Beef cuts make up half of the top ten meat cuts. This becomes more important as retailers think of strategies going forward, Rodriguez said. For instance, different geographic regions are buying different cuts. Chicken wings are huge in the south but not nearly as big elsewhere, to name just one example.
Dark meat now makes up almost a quarter of the chicken category and should continue to grow. Chicken thigh sales are nearing $1 billion, and wing sales are up 71%, despite prices going up 33%.

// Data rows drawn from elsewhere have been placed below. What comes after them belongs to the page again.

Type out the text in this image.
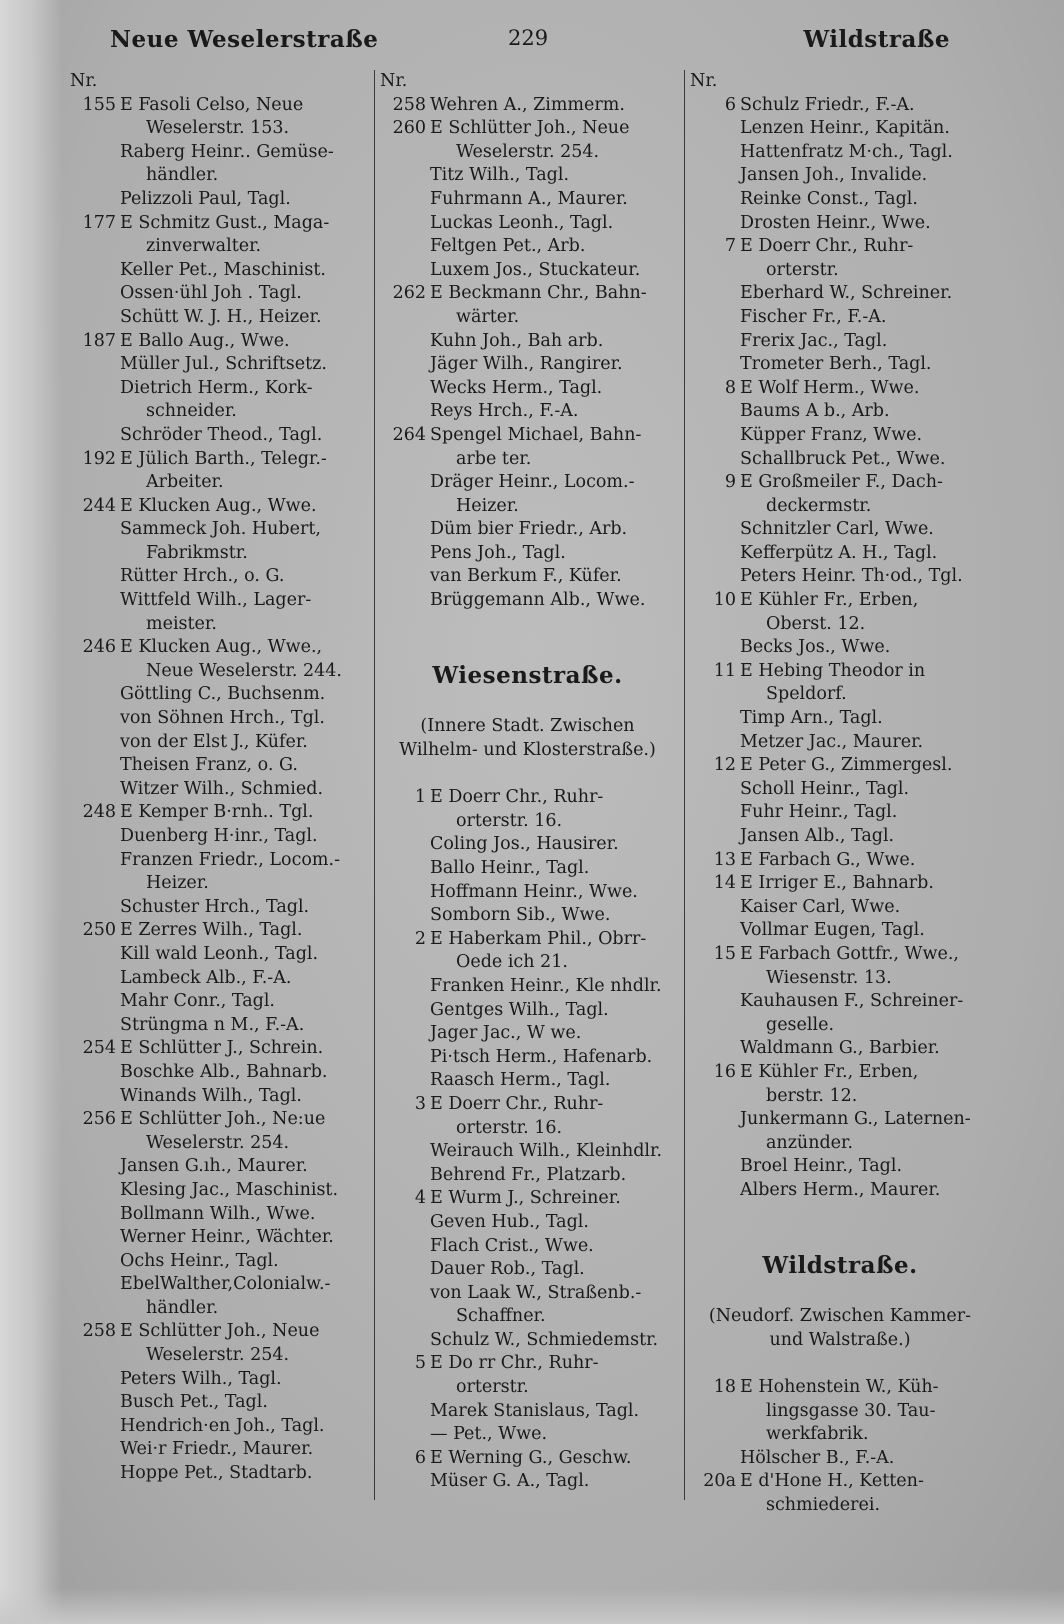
Neue Weselerstraße	229	Wildstraße
Nr.
155 E Fasoli Celso, Neue
Weselerstr. 153.
Raberg Heinr.. Gemüse-
händler.
Pelizzoli Paul, Tagl.
177 E Schmitz Gust., Maga-
zinverwalter.
Keller Pet., Maschinist.
Ossen·ühl Joh . Tagl.
Schütt W. J. H., Heizer.
187 E Ballo Aug., Wwe.
Müller Jul., Schriftsetz.
Dietrich Herm., Kork-
schneider.
Schröder Theod., Tagl.
192 E Jülich Barth., Telegr.-
Arbeiter.
244 E Klucken Aug., Wwe.
Sammeck Joh. Hubert,
Fabrikmstr.
Rütter Hrch., o. G.
Wittfeld Wilh., Lager-
meister.
246 E Klucken Aug., Wwe.,
Neue Weselerstr. 244.
Göttling C., Buchsenm.
von Söhnen Hrch., Tgl.
von der Elst J., Küfer.
Theisen Franz, o. G.
Witzer Wilh., Schmied.
248 E Kemper B·rnh.. Tgl.
Duenberg H·inr., Tagl.
Franzen Friedr., Locom.-
Heizer.
Schuster Hrch., Tagl.
250 E Zerres Wilh., Tagl.
Kill wald Leonh., Tagl.
Lambeck Alb., F.-A.
Mahr Conr., Tagl.
Strüngma n M., F.-A.
254 E Schlütter J., Schrein.
Boschke Alb., Bahnarb.
Winands Wilh., Tagl.
256 E Schlütter Joh., Ne:ue
Weselerstr. 254.
Jansen G.ıh., Maurer.
Klesing Jac., Maschinist.
Bollmann Wilh., Wwe.
Werner Heinr., Wächter.
Ochs Heinr., Tagl.
EbelWalther,Colonialw.-
händler.
258 E Schlütter Joh., Neue
Weselerstr. 254.
Peters Wilh., Tagl.
Busch Pet., Tagl.
Hendrich·en Joh., Tagl.
Wei·r Friedr., Maurer.
Hoppe Pet., Stadtarb.
Nr.
258 Wehren A., Zimmerm.
260 E Schlütter Joh., Neue
Weselerstr. 254.
Titz Wilh., Tagl.
Fuhrmann A., Maurer.
Luckas Leonh., Tagl.
Feltgen Pet., Arb.
Luxem Jos., Stuckateur.
262 E Beckmann Chr., Bahn-
wärter.
Kuhn Joh., Bah arb.
Jäger Wilh., Rangirer.
Wecks Herm., Tagl.
Reys Hrch., F.-A.
264 Spengel Michael, Bahn-
arbe ter.
Dräger Heinr., Locom.-
Heizer.
Düm bier Friedr., Arb.
Pens Joh., Tagl.
van Berkum F., Küfer.
Brüggemann Alb., Wwe.
Wiesenstraße.
(Innere Stadt. Zwischen
Wilhelm- und Klosterstraße.)
1 E Doerr Chr., Ruhr-
orterstr. 16.
Coling Jos., Hausirer.
Ballo Heinr., Tagl.
Hoffmann Heinr., Wwe.
Somborn Sib., Wwe.
2 E Haberkam Phil., Obrr-
Oede ich 21.
Franken Heinr., Kle nhdlr.
Gentges Wilh., Tagl.
Jager Jac., W we.
Pi·tsch Herm., Hafenarb.
Raasch Herm., Tagl.
3 E Doerr Chr., Ruhr-
orterstr. 16.
Weirauch Wilh., Kleinhdlr.
Behrend Fr., Platzarb.
4 E Wurm J., Schreiner.
Geven Hub., Tagl.
Flach Crist., Wwe.
Dauer Rob., Tagl.
von Laak W., Straßenb.-
Schaffner.
Schulz W., Schmiedemstr.
5 E Do rr Chr., Ruhr-
orterstr.
Marek Stanislaus, Tagl.
— Pet., Wwe.
6 E Werning G., Geschw.
Müser G. A., Tagl.
Nr.
6 Schulz Friedr., F.-A.
Lenzen Heinr., Kapitän.
Hattenfratz M·ch., Tagl.
Jansen Joh., Invalide.
Reinke Const., Tagl.
Drosten Heinr., Wwe.
7 E Doerr Chr., Ruhr-
orterstr.
Eberhard W., Schreiner.
Fischer Fr., F.-A.
Frerix Jac., Tagl.
Trometer Berh., Tagl.
8 E Wolf Herm., Wwe.
Baums A b., Arb.
Küpper Franz, Wwe.
Schallbruck Pet., Wwe.
9 E Großmeiler F., Dach-
deckermstr.
Schnitzler Carl, Wwe.
Kefferpütz A. H., Tagl.
Peters Heinr. Th·od., Tgl.
10 E Kühler Fr., Erben,
Oberst. 12.
Becks Jos., Wwe.
11 E Hebing Theodor in
Speldorf.
Timp Arn., Tagl.
Metzer Jac., Maurer.
12 E Peter G., Zimmergesl.
Scholl Heinr., Tagl.
Fuhr Heinr., Tagl.
Jansen Alb., Tagl.
13 E Farbach G., Wwe.
14 E Irriger E., Bahnarb.
Kaiser Carl, Wwe.
Vollmar Eugen, Tagl.
15 E Farbach Gottfr., Wwe.,
Wiesenstr. 13.
Kauhausen F., Schreiner-
geselle.
Waldmann G., Barbier.
16 E Kühler Fr., Erben,
berstr. 12.
Junkermann G., Laternen-
anzünder.
Broel Heinr., Tagl.
Albers Herm., Maurer.
Wildstraße.
(Neudorf. Zwischen Kammer-
und Walstraße.)
18 E Hohenstein W., Küh-
lingsgasse 30. Tau-
werkfabrik.
Hölscher B., F.-A.
20a E d'Hone H., Ketten-
schmiederei.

Ground meat sales grew from $11 billion in 2017 to $14 billion in 2022.
Egg roll bowl
Demand for grounds continues to surge as consumers seek convenience and value. One dish that relies on ground meat and that has exploded on TikTok is egg roll bowls.
Makes 4 servings
- 1 lb ground turkey
- 1 T olive oil
- 1/2 tsp salt
- ¼ tsp pepper
- ½ onion, finely diced
- 3 garlic cloves, minced
- 1 bag Cabbage slaw mix
- 1 tsp ground ginger
- 1/4 cup soy sauce
- 2 tsp sesame oil
- ½ tsp sugar
- 1 T chopped green onion
- 1/4 tsp sesame seeds
- Heat skillet over medium/high heat and season with olive oil. Add ground turkey and cook through until no longer pink, breaking up the meat as it cooks. Season with salt and pepper.
- Add onion and sauté until tender, 5-7 minutes, stirring occasionally. Add the garlic and cook another 30 seconds, while stirring.
- Add the cabbage mix, ginger, soy sauce, sesame oil, and sugar. Continue to saute for 5-7 minutes, or until the cabbage is tender.
- Garnish with green onion and sesame seeds.